Já existe uma evidente dependência de todos os seres humanos ao mundo virtual. Que ele ceda à tentação da veiculação de fake News e de humor chulo, para oferecer substância ao brasileiro que precisa crescer intelectualmente e em maturidade cívica.

O patrimônio humano capaz de elevar a qualidade do conteúdo das mídias é considerável. A criatividade brasileira tem condições de se valer do momento dramático para alavancar a produção de cultura. Isso aliviaria a tensão, amenizaria a sensação de medo que acomete a todos os providos de discernimento e acrescentaria valiosos graus à qualidade do nosso capital intelectual.

Mas não é só isso o que se espera de um Brasil que não suportaria outra decepção coletiva, agora sob ameaça de violenta depressão, causada pela paralisação de atividades que sequer retomaram o ritmo a que chegara há algumas décadas.

É o momento de ousar e de implementar tudo aquilo que poderia garantir o funcionamento de estruturas de serviço ainda atoladas na burocracia invencível, fruto de uma cultura resistente ao que já funciona em outras partes do mundo.

Na Estônia, apenas três atividades reclamam a presença física do cidadão: casamento, abertura de conta em banco e transferência dominial de bem imóvel. Outras quinhentas estão disponibilizadas pela internet. Inclusive atendimento à saúde, uso de transporte coletivo, até votar!

Aqui entra o grande desafio que o Brasil deveria encarar.

Temos tecnologia disponível para realizar eleições inteiramente virtuais. Nem pensar, em fase terrorista de contágio que tem vocação exponencial, utilizar da anacrônica logística de requisitar edifícios, recrutar trabalhadores “voluntários”, obrigar a concentração de milhões de pessoas, todas a carregar o seu título de eleitor. Fator manifesto de estímulo à contaminação geral.

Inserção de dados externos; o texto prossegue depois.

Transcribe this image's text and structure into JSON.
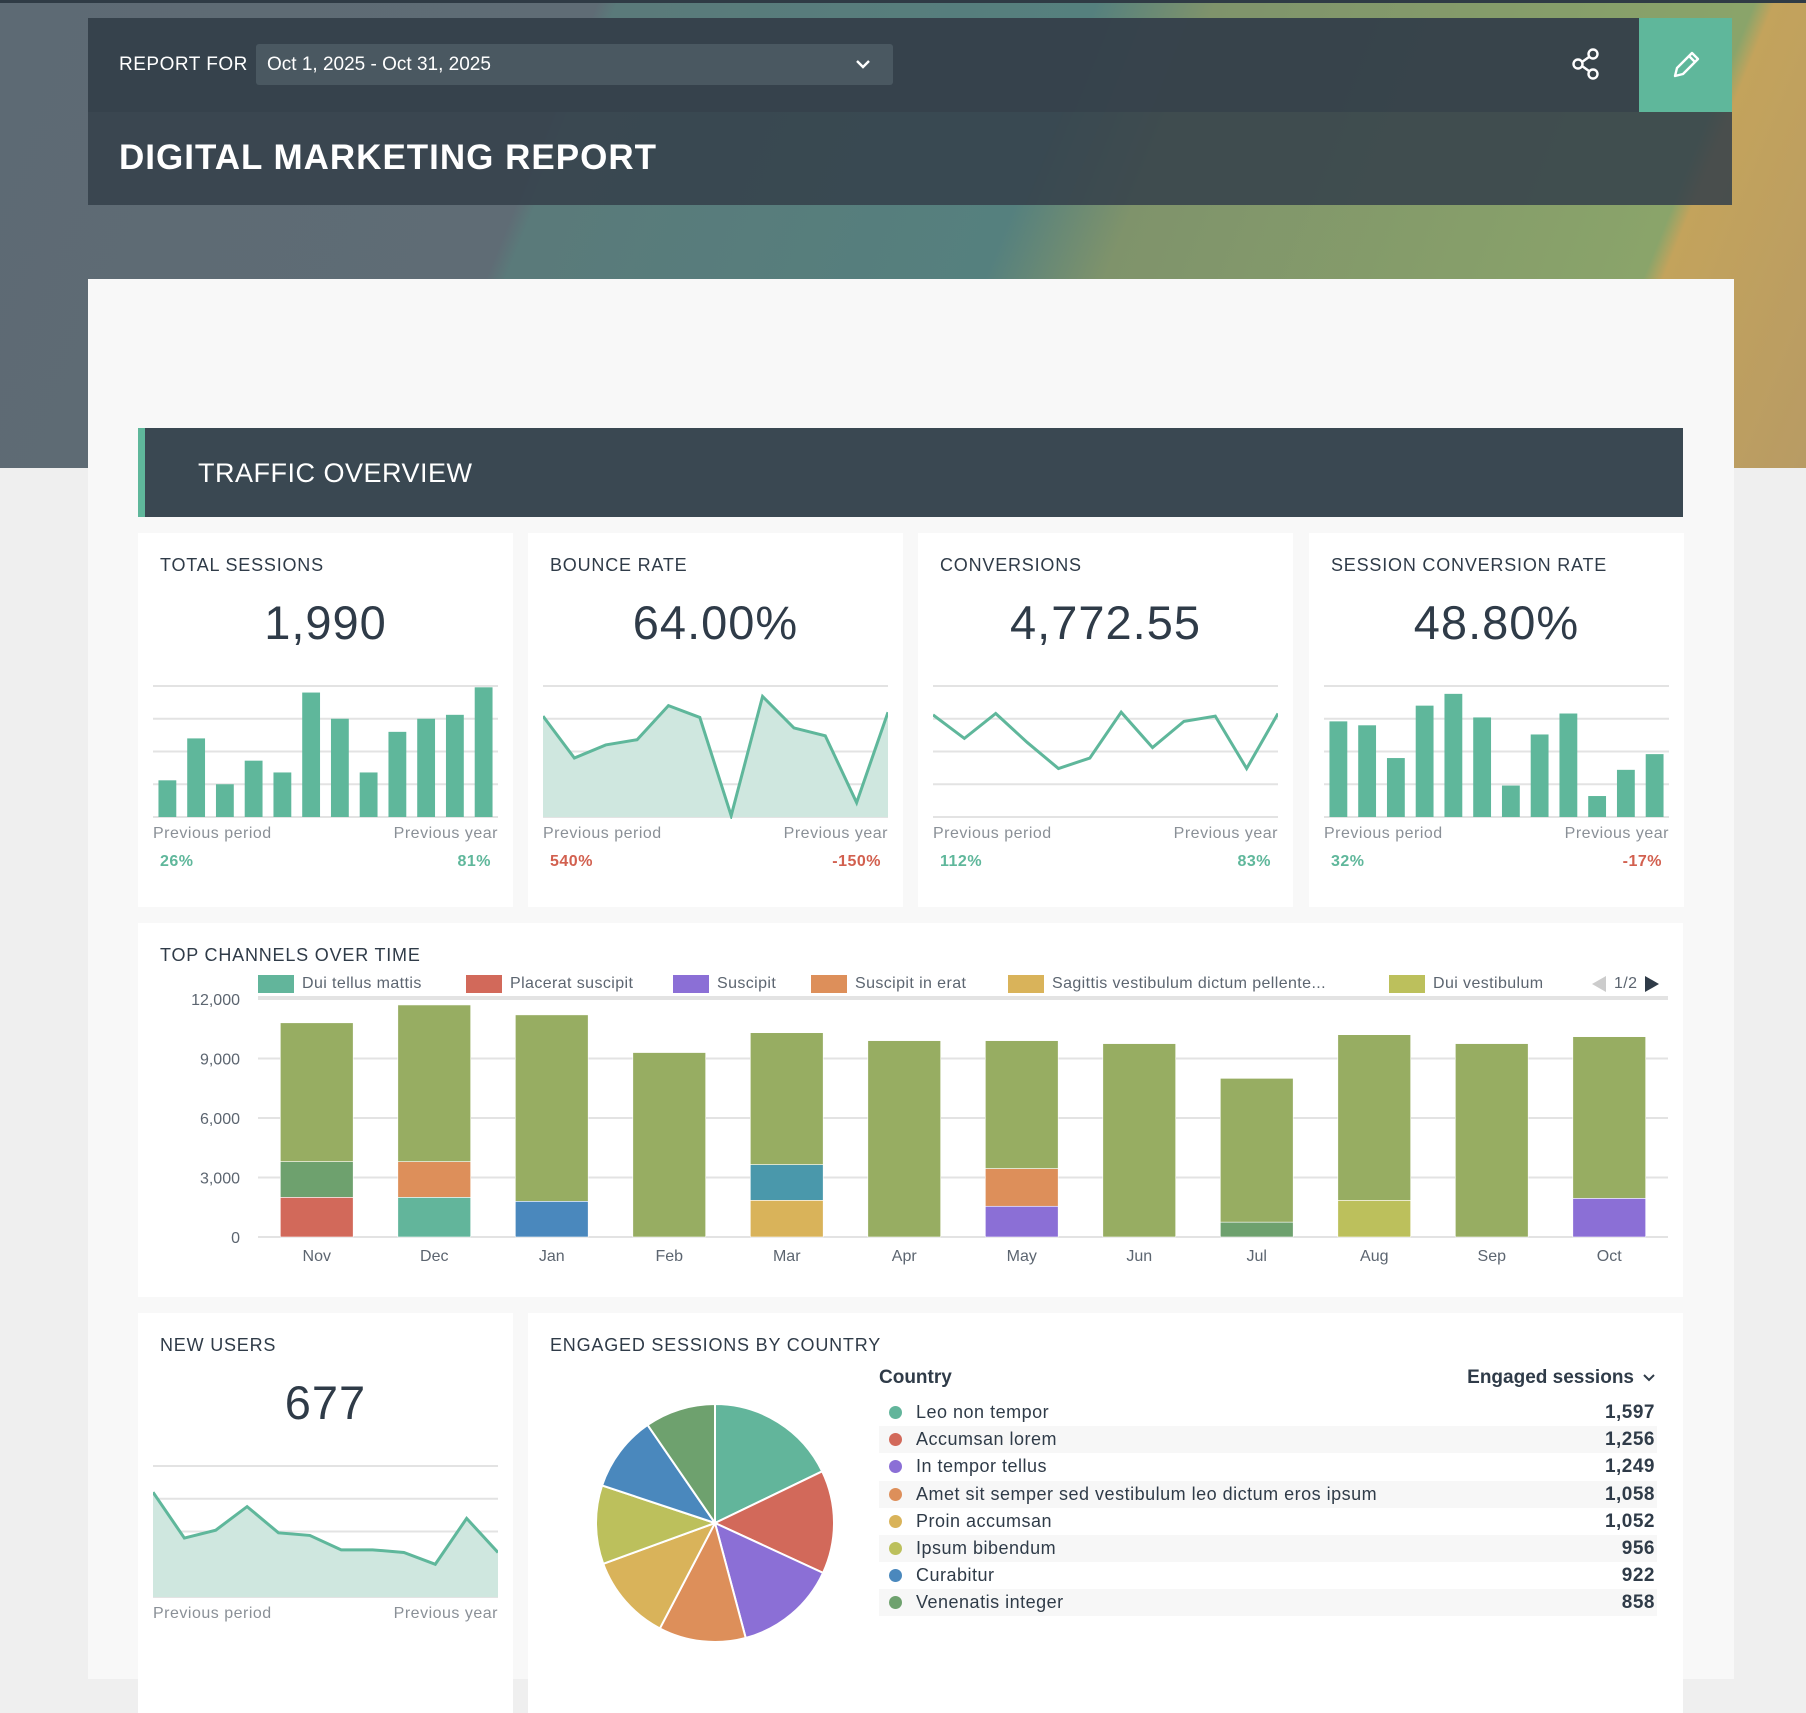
{
  "header": {
    "report_for_label": "REPORT FOR",
    "date_range": "Oct 1, 2025 - Oct 31, 2025",
    "title": "DIGITAL MARKETING REPORT",
    "share_icon": "share-icon",
    "edit_icon": "pencil-icon",
    "accent": "#5fb79b"
  },
  "section": {
    "title": "TRAFFIC OVERVIEW"
  },
  "kpis": [
    {
      "title": "TOTAL SESSIONS",
      "value": "1,990",
      "spark_type": "bar",
      "spark": [
        28,
        60,
        25,
        43,
        34,
        95,
        75,
        34,
        65,
        75,
        78,
        99
      ],
      "prev_period_label": "Previous period",
      "prev_year_label": "Previous year",
      "prev_period": "26%",
      "prev_year": "81%",
      "prev_period_trend": "pos",
      "prev_year_trend": "pos"
    },
    {
      "title": "BOUNCE RATE",
      "value": "64.00%",
      "spark_type": "area",
      "spark": [
        77,
        45,
        55,
        59,
        85,
        76,
        1,
        92,
        68,
        62,
        11,
        80
      ],
      "prev_period_label": "Previous period",
      "prev_year_label": "Previous year",
      "prev_period": "540%",
      "prev_year": "-150%",
      "prev_period_trend": "neg",
      "prev_year_trend": "neg"
    },
    {
      "title": "CONVERSIONS",
      "value": "4,772.55",
      "spark_type": "line",
      "spark": [
        78,
        60,
        79,
        57,
        37,
        45,
        80,
        53,
        73,
        77,
        37,
        79
      ],
      "prev_period_label": "Previous period",
      "prev_year_label": "Previous year",
      "prev_period": "112%",
      "prev_year": "83%",
      "prev_period_trend": "pos",
      "prev_year_trend": "pos"
    },
    {
      "title": "SESSION CONVERSION RATE",
      "value": "48.80%",
      "spark_type": "bar",
      "spark": [
        73,
        70,
        45,
        85,
        94,
        76,
        24,
        63,
        79,
        16,
        36,
        48
      ],
      "prev_period_label": "Previous period",
      "prev_year_label": "Previous year",
      "prev_period": "32%",
      "prev_year": "-17%",
      "prev_period_trend": "pos",
      "prev_year_trend": "neg"
    }
  ],
  "new_users": {
    "title": "NEW USERS",
    "value": "677",
    "spark_type": "area",
    "spark": [
      80,
      45,
      51,
      69,
      49,
      47,
      36,
      36,
      34,
      25,
      60,
      34
    ],
    "prev_period_label": "Previous period",
    "prev_year_label": "Previous year"
  },
  "chart_data": [
    {
      "type": "bar",
      "stacked": true,
      "title": "TOP CHANNELS OVER TIME",
      "categories": [
        "Nov",
        "Dec",
        "Jan",
        "Feb",
        "Mar",
        "Apr",
        "May",
        "Jun",
        "Jul",
        "Aug",
        "Sep",
        "Oct"
      ],
      "ylim": [
        0,
        12000
      ],
      "yticks": [
        "0",
        "3,000",
        "6,000",
        "9,000",
        "12,000"
      ],
      "grid": true,
      "legend": "top",
      "legend_page": "1/2",
      "series": [
        {
          "name": "Dui tellus mattis",
          "color": "#62b59b",
          "values": [
            0,
            2000,
            0,
            0,
            0,
            0,
            0,
            0,
            0,
            0,
            0,
            0
          ]
        },
        {
          "name": "Placerat suscipit",
          "color": "#d2695a",
          "values": [
            2000,
            0,
            0,
            0,
            0,
            0,
            0,
            0,
            0,
            0,
            0,
            0
          ]
        },
        {
          "name": "Suscipit",
          "color": "#8b6fd6",
          "values": [
            0,
            0,
            0,
            0,
            0,
            0,
            1550,
            0,
            0,
            0,
            0,
            1950
          ]
        },
        {
          "name": "Suscipit in erat",
          "color": "#dd8f5a",
          "values": [
            0,
            1800,
            0,
            0,
            0,
            0,
            1900,
            0,
            0,
            0,
            0,
            0
          ]
        },
        {
          "name": "Sagittis vestibulum dictum pellente...",
          "color": "#d9b35a",
          "values": [
            0,
            0,
            0,
            0,
            1850,
            0,
            0,
            0,
            0,
            0,
            0,
            0
          ]
        },
        {
          "name": "Dui vestibulum",
          "color": "#bcc05c",
          "values": [
            0,
            0,
            0,
            0,
            0,
            0,
            0,
            0,
            0,
            1850,
            0,
            0
          ]
        },
        {
          "color": "#4a88bd",
          "values": [
            0,
            0,
            1800,
            0,
            0,
            0,
            0,
            0,
            0,
            0,
            0,
            0
          ]
        },
        {
          "color": "#4a98ab",
          "values": [
            0,
            0,
            0,
            0,
            1800,
            0,
            0,
            0,
            0,
            0,
            0,
            0
          ]
        },
        {
          "color": "#6ea16e",
          "values": [
            1800,
            0,
            0,
            0,
            0,
            0,
            0,
            0,
            750,
            0,
            0,
            0
          ]
        },
        {
          "color": "#97ad62",
          "values": [
            7000,
            7900,
            9400,
            9300,
            6650,
            9900,
            6450,
            9750,
            7250,
            8350,
            9750,
            8150
          ]
        }
      ]
    },
    {
      "type": "pie",
      "title": "ENGAGED SESSIONS BY COUNTRY",
      "column_headers": [
        "Country",
        "Engaged sessions"
      ],
      "labels": [
        "Leo non tempor",
        "Accumsan lorem",
        "In tempor tellus",
        "Amet sit semper sed vestibulum leo dictum eros ipsum",
        "Proin accumsan",
        "Ipsum bibendum",
        "Curabitur",
        "Venenatis integer"
      ],
      "values": [
        1597,
        1256,
        1249,
        1058,
        1052,
        956,
        922,
        858
      ],
      "display_values": [
        "1,597",
        "1,256",
        "1,249",
        "1,058",
        "1,052",
        "956",
        "922",
        "858"
      ],
      "colors": [
        "#62b59b",
        "#d2695a",
        "#8b6fd6",
        "#dd8f5a",
        "#d9b35a",
        "#bcc05c",
        "#4a88bd",
        "#6ea16e"
      ]
    }
  ]
}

Não é preciso adiar as eleições municipais. Basta virtualizá-las. Desde a propaganda eleitoral via web, até à coleta dos votos na verdade facultativos, pois basta justificar a não participação e se aferirá a vontade do único titular da soberania: o povo.

Inadmissível impedir de votar aquele que tem seu título numa determinada zona eleitoral e, no dia das eleições, encontra-se em outra. O dispêndio com as votações tradicionais é inconcebível num 2020 que permite operações bancárias, cirurgias, teleconferências com decisões que afetam a vida planetária e outras funcionalidades seguras e disponíveis.

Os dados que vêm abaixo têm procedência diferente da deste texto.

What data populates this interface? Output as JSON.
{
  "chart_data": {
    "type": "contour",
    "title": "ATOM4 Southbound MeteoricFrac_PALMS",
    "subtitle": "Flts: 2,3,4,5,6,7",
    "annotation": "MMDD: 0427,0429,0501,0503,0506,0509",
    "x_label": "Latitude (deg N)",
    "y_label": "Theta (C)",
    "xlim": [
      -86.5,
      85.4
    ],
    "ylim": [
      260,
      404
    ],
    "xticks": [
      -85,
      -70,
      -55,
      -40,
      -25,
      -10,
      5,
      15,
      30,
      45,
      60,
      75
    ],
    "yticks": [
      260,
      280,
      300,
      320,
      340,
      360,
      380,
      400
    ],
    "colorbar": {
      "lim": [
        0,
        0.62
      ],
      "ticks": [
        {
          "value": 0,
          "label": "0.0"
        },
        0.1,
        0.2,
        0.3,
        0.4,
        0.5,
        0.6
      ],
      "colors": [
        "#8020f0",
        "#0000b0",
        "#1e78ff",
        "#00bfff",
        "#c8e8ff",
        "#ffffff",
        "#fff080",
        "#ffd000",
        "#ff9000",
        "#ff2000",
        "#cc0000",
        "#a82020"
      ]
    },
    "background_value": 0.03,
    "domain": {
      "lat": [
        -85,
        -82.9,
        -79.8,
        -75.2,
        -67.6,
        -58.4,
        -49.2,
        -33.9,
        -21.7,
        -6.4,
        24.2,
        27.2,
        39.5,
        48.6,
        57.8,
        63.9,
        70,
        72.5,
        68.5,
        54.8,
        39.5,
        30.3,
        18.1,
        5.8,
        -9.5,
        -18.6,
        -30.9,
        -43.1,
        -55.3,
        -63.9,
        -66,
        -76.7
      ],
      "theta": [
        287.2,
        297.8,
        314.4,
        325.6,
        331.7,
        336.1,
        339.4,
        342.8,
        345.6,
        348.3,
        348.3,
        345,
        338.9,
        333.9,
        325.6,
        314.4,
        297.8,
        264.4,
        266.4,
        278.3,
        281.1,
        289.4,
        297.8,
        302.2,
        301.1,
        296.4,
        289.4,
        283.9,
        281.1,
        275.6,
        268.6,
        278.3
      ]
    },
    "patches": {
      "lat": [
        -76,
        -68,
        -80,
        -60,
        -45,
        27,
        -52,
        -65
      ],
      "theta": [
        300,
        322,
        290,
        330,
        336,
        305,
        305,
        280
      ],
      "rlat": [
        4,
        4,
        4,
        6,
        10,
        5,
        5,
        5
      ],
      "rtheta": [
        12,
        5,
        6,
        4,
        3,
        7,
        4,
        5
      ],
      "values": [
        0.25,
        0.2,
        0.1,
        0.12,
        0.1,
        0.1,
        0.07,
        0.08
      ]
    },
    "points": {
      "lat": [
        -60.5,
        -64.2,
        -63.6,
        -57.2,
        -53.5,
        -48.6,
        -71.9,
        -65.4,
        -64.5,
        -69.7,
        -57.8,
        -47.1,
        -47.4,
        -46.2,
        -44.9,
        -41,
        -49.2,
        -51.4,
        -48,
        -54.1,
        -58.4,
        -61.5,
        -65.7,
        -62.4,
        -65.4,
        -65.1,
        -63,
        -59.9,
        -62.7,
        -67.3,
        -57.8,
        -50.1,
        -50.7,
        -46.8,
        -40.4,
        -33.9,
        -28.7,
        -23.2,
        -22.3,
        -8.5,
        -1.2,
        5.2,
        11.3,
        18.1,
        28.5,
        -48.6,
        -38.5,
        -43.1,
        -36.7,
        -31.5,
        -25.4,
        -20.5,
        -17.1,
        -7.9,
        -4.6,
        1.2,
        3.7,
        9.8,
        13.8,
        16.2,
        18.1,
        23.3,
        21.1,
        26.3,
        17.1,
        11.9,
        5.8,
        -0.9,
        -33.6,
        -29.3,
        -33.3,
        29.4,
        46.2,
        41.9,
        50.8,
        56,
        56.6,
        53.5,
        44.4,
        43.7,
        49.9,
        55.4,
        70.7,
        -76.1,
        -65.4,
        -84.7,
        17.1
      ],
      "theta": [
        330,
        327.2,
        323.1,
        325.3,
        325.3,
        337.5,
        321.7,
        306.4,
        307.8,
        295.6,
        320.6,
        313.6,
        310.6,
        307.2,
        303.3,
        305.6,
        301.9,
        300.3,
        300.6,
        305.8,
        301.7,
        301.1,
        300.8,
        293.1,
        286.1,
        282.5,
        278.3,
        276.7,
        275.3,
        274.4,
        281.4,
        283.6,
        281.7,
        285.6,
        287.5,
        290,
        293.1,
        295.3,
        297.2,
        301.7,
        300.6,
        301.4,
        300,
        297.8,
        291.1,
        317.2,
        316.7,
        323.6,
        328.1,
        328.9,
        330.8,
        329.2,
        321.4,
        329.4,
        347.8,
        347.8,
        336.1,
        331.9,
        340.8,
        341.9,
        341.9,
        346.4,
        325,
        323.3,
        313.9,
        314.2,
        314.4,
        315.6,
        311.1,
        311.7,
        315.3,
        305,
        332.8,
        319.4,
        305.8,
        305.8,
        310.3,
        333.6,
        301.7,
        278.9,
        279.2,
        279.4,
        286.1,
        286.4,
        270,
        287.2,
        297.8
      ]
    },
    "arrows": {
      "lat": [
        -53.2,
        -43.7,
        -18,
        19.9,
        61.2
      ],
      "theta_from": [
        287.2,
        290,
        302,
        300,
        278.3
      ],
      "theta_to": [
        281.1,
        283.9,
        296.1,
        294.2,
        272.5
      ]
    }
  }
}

Também não é necessária a procrastinação do Censo 2020 para 2021. Basta deixar o anacronismo da visita física de um recenseador a cada moradia brasileira para obter dados que a internet permite sem deslocamento e sem riscos. É colocar a inteligência a serviço da proteção dos seres humanos, em lugar de prestigiar práticas superadas.

Se o Brasil dispusesse de lideranças audazes, de estadistas que não hesitassem na busca de respostas compatíveis com a gravidade da situação, as respostas estão aí. Acessíveis e disponíveis. O único ingrediente a faltar é a coragem de quebrar paradigmas. Algo inexplicável, numa era em que o ruído perceptível é o da incessante quebra disruptiva em todos os espaços do convívio.

É o momento propício à adoção daquilo que pode garantir a normalidade possível, dentro do panorama catastrófico em que o mundo se viu imerso. A História tem exemplos emblemáticos de ousadias que alteraram o rumo civilizatório. Mas isso requer pessoas certas, nos cargos certos, nos momentos certos.

O tempo dirá se elas existiam ou o Brasil se conformou com o seu destino de chegar ao declínio, melancólico e trágico, sem ter conseguido atingir o seu ansiado ápice.

Publicado no Blog do Renato Nalini em 14/08/2020.